First, witness sets are constructed for the two hypersurfaces.
from phcpy.sets import double_hypersurface_set
In each instance we check the number of generic points computed,
which should be 2
in both.
(spheqs, sphpts) = double_hypersurface_set(3, sphere)
len(sphpts)
which indeed shows 2
and then also
(cyleqs, cylpts) = double_hypersurface_set(3, cylinder)
len(cylpts)
shows 2
as the number of generic points.
from phcpy.diagonal import double_diagonal_solve
quaeqs, quapts = double_diagonal_solve(3, 2, spheqs, sphpts, 2, cyleqs, cylpts)

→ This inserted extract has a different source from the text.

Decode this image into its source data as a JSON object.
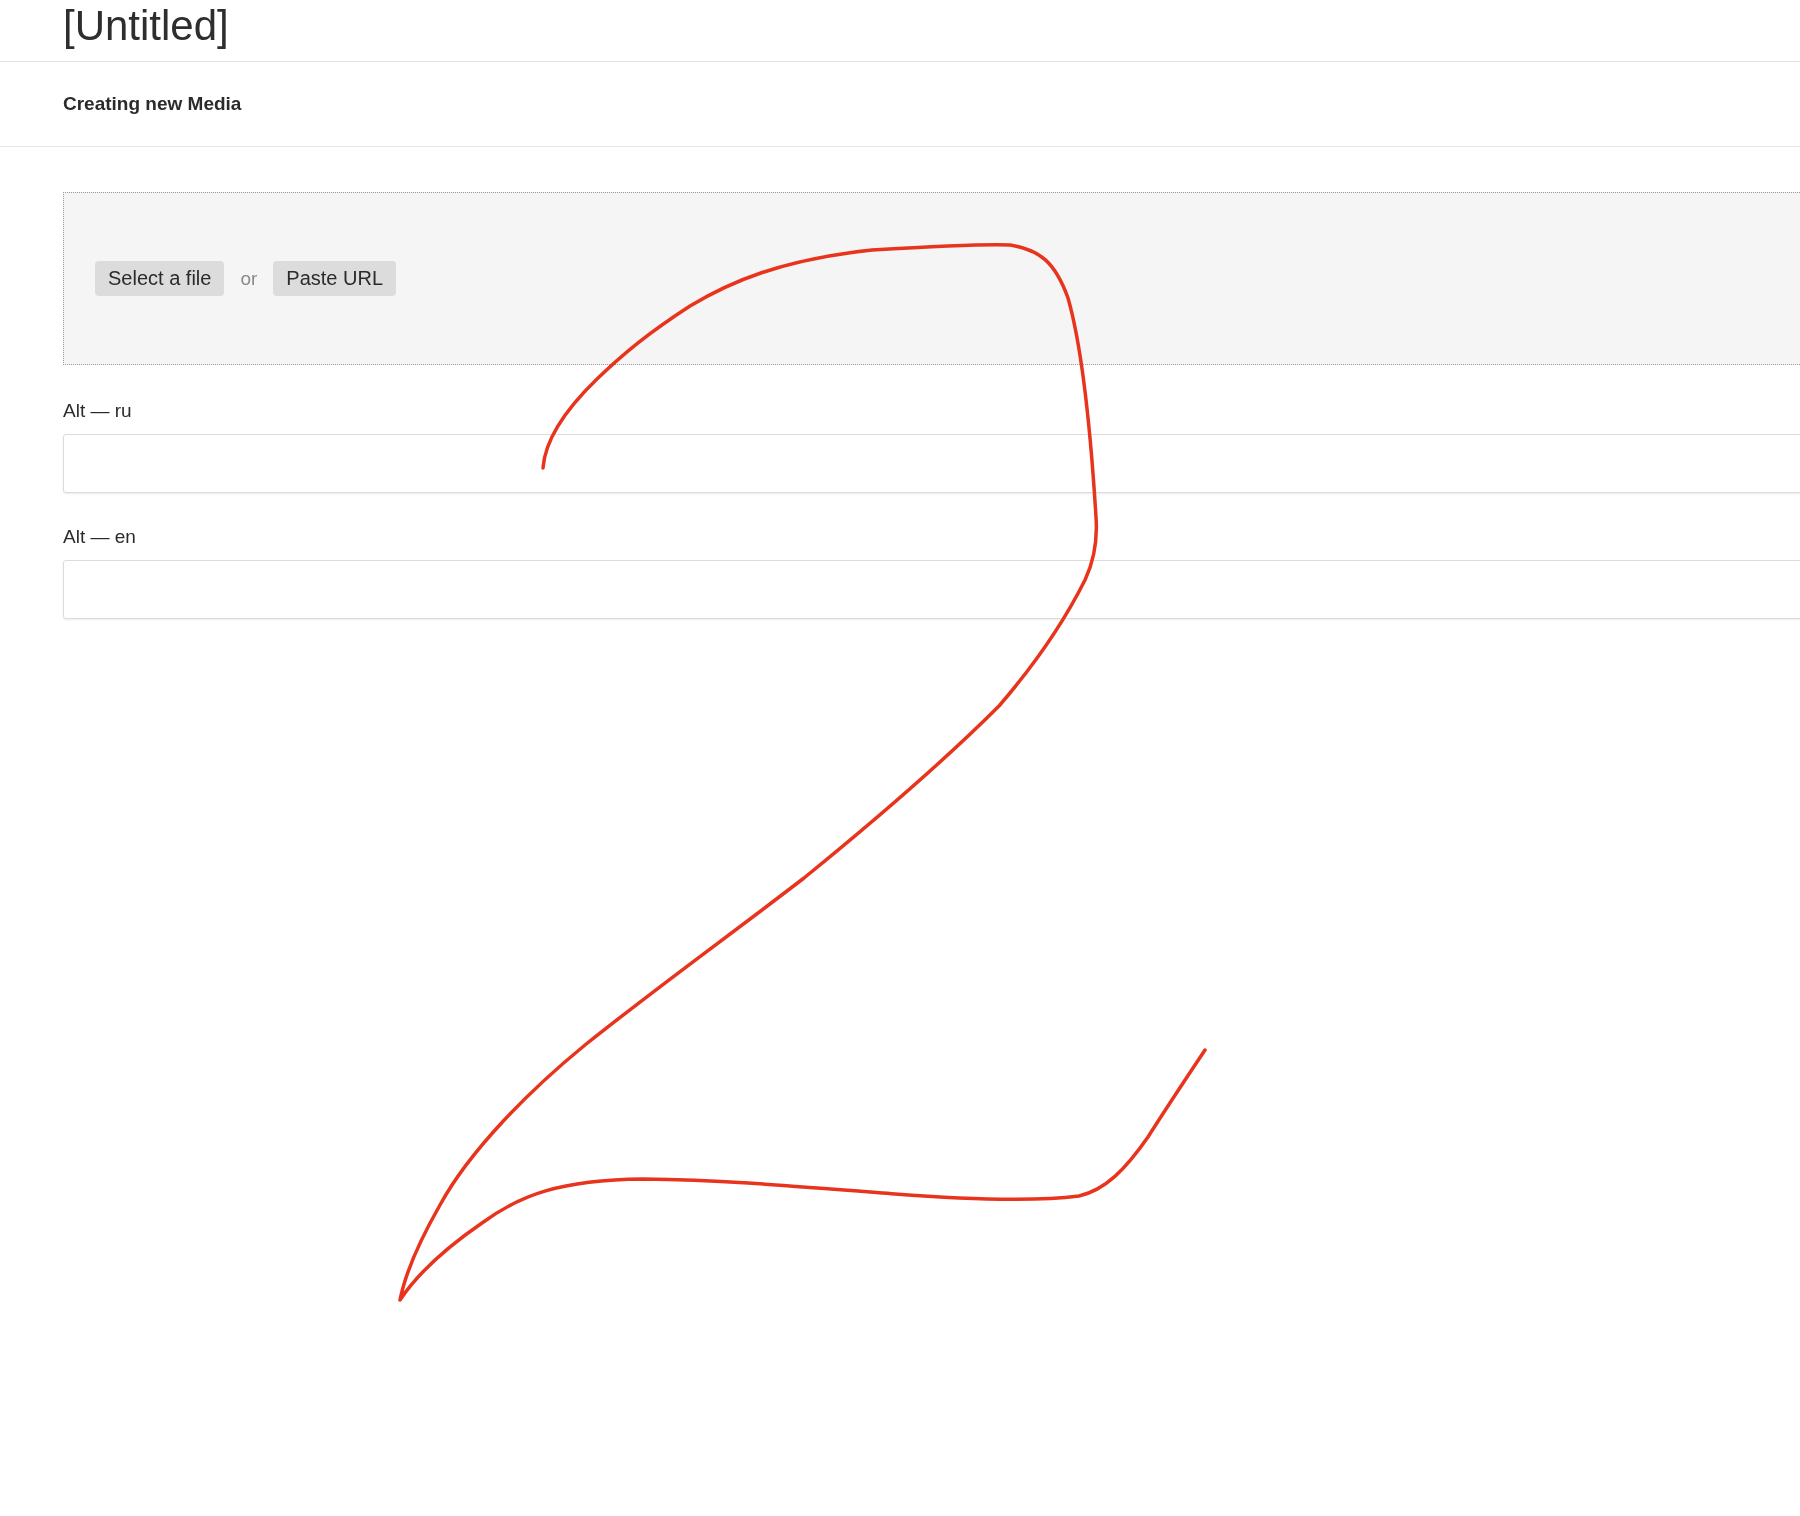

The polynomials in the computed witness set of the intersection are …”
for pol in quaeqs:
print(pol)
shown below:
+ X^2 + Y^2 + Z^2 + (1.66568720348346E-01 + 9.86029848129109E-01*i)*zz1 - 1;
+ X^2 + 1.00000000000000E-14*Y^2 + Z^2 - Z + (7.86376622880735E-01 + 6.17747365018006E-01*i)*zz1 - 7.50000000000000E-01;
zz1;
+ (1.58876905105528E-01-7.26285688514595E-01*i)*X + (-8.16467339319674E-01 + 1.71502319167546E+00*i)*Y + (-4.76416867298768E-02 + 4.42262587408809E-01*i)*Z + (5.34984994186327E-01 + 8.44861560254374E-01*i)*zz1+(-8.46146634046559E-01 + 5.32950160607611E-01*i);
and the generic points in the computed witness set are printed with
for (idx, sol) in enumerate(quapts):
print('Solution', idx+1, ':')
print(sol)
and the output is
Solution 1 :
t : 1.00000000000000E+00 0.00000000000000E+00
m : 1
the solution for t :
X : 9.91243806839434E-01 -1.45160013935997E-02
Y : -1.36376604565112E-01 -3.29060036857026E-01
Z : 3.39681929583638E-01 -8.97521810492629E-02
zz1 : 0.00000000000000E+00 0.00000000000000E+00
== err : 3.374E-16 = rco : 4.134E-02 = res : 1.769E-16 =
Solution 2 :
t : 1.00000000000000E+00 0.00000000000000E+00
m : 1
the solution for t :
X : -7.67613124615721E-01 1.54768674480021E-01
Y : -6.69973298698680E-01 -1.30010400626017E-01
Z : -1.81961516698249E-01 -1.74206993945098E-01
zz1 : 0.00000000000000E+00 0.00000000000000E+00
== err : 3.448E-16 = rco : 5.434E-02 = res : 3.886E-16 =
Solution 3 :
t : 1.00000000000000E+00 0.00000000000000E+00
m : 1
the solution for t :
X : 4.60320208343188E+00 4.38623359269609E+00
Y : 9.59637373859308E-01 2.36891289291490E+00
Z : 4.94084440491082E+00 -4.54659469491659E+00
zz1 : 0.00000000000000E+00 0.00000000000000E+00
== err : 3.427E-14 = rco : 6.196E-04 = res : 2.465E-14 =
Solution 4 :
t : 1.00000000000000E+00 0.00000000000000E+00
m : 1
the solution for t :
X : 6.32992398543307E+00 2.24044198839475E+00
Y : 2.07264148009942E+00 -1.51003268649074E+00
Z : -1.76564399075824E+00 6.25951276465330E+00
zz1 : 0.00000000000000E+00 0.00000000000000E+00
== err : 4.575E-14 = rco : 1.103E-03 = res : 2.687E-14 =
Four generic points are obtained in the computed witness set, as the intersection of a sphere with a cylinder is a quartic.